In his book “Rock ’n’ Film: Cinema’s Dance with Popular Music,” music historian David James explores how rock’s capacity for cultural empowerment and its usefulness as a driver of commerce and profit have been reproduced in various kinds of cinema: independent documentaries and concert films including “Monterey Pop” and “Gimme Shelter;” narrative films, such as “King Creole” and “Privilege;” and the experimental cinema of artists, like Kenneth Anger.
In a June 22 lecture at the UC Berkeley Art Museum and Pacific Film Archive (BAMPFA), James, a professor of critical studies at the School of Cinematic Arts at the University of Southern California, explored the rich legacy of cinema’s dance with popular music. Illustrating his talk with clips from classic rock films like “Blackboard Jungle,” “A Hard Day’s Night,” and many others, James shared with his BAMPFA audience how rock music was distinctive from other cultural developments of its era because of its multiracial appeal, anticipating and helping to precipitate the utopian ideals of the civil rights era and other left-wing movements.
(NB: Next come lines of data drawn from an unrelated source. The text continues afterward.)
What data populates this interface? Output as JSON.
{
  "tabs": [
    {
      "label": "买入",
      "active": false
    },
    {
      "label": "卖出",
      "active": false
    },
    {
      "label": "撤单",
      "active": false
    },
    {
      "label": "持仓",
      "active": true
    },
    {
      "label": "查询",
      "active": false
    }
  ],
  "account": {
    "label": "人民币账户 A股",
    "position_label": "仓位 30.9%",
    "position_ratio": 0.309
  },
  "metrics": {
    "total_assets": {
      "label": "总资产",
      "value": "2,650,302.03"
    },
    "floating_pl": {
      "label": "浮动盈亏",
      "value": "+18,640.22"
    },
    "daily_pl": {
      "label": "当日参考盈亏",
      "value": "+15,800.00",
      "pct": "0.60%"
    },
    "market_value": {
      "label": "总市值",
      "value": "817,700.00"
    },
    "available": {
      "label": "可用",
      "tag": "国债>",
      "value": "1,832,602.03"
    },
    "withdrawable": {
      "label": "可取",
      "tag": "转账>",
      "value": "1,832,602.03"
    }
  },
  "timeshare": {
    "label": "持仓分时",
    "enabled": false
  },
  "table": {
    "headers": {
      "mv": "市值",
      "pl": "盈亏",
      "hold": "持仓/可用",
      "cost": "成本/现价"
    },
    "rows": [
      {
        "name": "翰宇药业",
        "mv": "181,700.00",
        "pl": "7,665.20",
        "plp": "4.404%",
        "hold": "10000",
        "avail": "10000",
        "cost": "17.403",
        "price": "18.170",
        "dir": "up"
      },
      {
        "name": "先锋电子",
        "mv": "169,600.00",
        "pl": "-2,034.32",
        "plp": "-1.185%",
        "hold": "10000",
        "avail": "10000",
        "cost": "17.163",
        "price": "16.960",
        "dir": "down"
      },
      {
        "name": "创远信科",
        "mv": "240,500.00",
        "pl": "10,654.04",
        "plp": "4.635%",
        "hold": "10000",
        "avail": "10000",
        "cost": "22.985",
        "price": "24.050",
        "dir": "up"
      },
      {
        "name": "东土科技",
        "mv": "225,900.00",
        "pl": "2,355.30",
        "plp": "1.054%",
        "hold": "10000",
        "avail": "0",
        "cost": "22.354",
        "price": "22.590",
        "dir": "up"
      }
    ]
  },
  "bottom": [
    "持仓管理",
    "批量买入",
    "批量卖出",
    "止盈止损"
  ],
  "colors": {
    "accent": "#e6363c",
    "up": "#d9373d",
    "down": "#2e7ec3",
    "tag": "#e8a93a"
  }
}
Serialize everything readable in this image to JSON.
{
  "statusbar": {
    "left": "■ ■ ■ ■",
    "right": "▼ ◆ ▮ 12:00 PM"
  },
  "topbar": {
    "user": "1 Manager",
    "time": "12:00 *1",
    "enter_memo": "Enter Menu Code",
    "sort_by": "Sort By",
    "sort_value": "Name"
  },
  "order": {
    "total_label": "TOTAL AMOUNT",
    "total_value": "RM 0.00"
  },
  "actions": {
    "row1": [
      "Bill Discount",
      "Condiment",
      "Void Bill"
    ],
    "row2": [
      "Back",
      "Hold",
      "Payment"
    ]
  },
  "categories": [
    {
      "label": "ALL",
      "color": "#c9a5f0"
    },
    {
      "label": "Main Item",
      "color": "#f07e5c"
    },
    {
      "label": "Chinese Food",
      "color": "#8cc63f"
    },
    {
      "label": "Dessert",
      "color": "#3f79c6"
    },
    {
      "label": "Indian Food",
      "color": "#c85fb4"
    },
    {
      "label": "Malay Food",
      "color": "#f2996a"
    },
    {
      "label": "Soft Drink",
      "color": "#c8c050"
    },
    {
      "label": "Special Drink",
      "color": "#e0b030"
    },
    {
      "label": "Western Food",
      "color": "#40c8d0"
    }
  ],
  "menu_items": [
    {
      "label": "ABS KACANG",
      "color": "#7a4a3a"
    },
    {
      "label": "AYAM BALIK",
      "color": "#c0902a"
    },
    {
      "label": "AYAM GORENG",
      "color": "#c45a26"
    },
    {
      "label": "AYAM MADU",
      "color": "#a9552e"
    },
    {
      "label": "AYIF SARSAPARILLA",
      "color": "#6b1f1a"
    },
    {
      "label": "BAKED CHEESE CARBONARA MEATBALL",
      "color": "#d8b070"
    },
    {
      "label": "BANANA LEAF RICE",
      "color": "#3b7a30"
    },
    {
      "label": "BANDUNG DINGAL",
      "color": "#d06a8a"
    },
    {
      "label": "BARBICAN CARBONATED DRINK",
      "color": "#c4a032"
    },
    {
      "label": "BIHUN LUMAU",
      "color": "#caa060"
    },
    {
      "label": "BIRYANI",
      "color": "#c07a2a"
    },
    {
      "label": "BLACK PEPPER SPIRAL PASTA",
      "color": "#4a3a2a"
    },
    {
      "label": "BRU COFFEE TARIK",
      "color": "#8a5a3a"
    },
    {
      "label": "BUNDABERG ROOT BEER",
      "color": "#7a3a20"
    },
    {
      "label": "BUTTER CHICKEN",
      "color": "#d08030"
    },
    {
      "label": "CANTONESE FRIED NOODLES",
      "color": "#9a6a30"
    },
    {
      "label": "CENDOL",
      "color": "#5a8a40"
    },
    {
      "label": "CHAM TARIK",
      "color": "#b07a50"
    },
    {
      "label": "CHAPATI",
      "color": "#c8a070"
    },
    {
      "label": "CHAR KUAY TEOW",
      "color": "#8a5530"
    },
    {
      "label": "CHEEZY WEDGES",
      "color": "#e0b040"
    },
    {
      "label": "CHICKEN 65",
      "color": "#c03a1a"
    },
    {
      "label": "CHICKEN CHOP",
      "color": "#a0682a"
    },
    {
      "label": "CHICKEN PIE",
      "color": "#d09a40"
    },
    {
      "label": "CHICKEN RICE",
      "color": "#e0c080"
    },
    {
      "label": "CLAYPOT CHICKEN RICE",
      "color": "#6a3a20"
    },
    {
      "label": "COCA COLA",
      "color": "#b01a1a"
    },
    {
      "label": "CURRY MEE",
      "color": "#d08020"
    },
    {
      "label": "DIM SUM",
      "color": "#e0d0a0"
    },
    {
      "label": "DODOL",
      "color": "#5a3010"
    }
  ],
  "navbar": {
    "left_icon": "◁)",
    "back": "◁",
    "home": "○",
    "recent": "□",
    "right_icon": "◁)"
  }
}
These transformative energies, James said, were channeled into a growing body of films that became important to the development of rock music — not just as delivery mechanisms of the new sound, but as engines for its production. Marquee musicians like Elvis and the Beatles found themselves able to experiment with new forms of creative expression in films that captured the exciting and transgressive spirit of their musical moment.